Private Schools have to Upload their Balance Sheet on Website: High Court

On Friday the Punjab and Haryana High Court upheld the Order of Chandigarh Administration directing all Private Unaided Schools to upload their balance sheets on website. 

A Petition was filed by Independent Schools’ Association Chandigarh, and Kabir Education Society, Chandigarh, challenging various provisions of Punjab Regulation of Fee of Unaided Educational Institutions Act, 2016, adopted in 2018.

The UT Administration issued show cause notices to schools asking why action should not be taken against the schools for not uploading the balance sheets on the website of the school.

It was argued by the schools that the direction of uploading balance sheets on websites is violating the rights of Schools under Article 19(1)(g) of the Constitution of India, as well as right to privacy.

The Counsel for the schools submitted that right to privacy is not just restricted to individuals, but also to legal/artificial entities.
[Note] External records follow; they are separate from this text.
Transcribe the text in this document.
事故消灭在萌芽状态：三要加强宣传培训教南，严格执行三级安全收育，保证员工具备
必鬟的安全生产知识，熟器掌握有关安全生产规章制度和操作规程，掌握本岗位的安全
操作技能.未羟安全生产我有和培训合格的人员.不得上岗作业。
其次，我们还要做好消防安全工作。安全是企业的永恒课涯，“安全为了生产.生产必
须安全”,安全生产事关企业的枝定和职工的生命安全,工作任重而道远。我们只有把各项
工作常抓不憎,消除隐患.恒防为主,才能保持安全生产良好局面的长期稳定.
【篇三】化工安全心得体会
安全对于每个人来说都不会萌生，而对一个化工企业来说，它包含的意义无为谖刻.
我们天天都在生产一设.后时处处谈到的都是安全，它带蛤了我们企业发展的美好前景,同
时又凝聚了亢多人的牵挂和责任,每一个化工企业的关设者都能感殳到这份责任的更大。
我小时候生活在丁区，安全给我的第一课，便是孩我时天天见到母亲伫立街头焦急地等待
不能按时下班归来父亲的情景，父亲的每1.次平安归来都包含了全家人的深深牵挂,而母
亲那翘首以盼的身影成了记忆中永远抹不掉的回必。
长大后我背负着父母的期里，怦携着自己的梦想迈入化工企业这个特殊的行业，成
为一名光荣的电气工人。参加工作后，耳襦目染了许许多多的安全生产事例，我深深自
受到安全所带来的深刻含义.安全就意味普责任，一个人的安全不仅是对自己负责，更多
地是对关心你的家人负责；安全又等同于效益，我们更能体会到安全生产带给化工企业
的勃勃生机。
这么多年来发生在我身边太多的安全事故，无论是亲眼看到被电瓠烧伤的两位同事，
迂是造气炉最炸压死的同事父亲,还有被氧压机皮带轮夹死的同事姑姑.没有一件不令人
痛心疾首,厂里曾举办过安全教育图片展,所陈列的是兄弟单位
A Bench of Justice Jaswant Singh and Justice Sant Parkash, in their 107 pages long Judgment, refused to accept the claim of Private Schools and observed that since education is a charitable work, therefore there cannot be any breach of privacy for uploading the balance sheets on the websites of the schools.

The Court observed:

It is a settled position that educational institutions are vested with right to establish and administer an institution including the right to admit students and to set up a reasonable fee structure. However, occupation of education is not a business but profession involving charitable activities. Therefore it is well permissible to promulgate regulatory measures aimed for protecting the student community as the whole and as well as to ensure maintenance of required standards of education which are non-exploitative. The imposition of reasonable restrictions by the State government aimed to ensure transparency and to curb the menace of profiteering and charging of capitation fees do not violate Article 30 (1) or Article 19 (1) (g) of the Constitution of India.

The Court further observed that a suspicion is raised when schools resist to upload the financial statement on a website, as if the private schools upload their statements on a website, it will bring transparency and accountability, which are mandatory features of a reasonable fee structure and also brings confidence amongst parents.

The Bench held that this provision does not infringe upon the autonomy or day to day functioning of the Institution and as such it cannot be termed as “unreasonable” or “restrictive”.

Another argument put forth by the Schools was that a penal provision has been made for non compliance of the rules, which is arbitrary and illegal. 

The Court ruled that the said penal provision is incorporated only in the case of any violation not otherwise and if no penal provision would have been incorporated  then the purpose of the enactment would have been lost and as such no prejudice caused by this penal provision.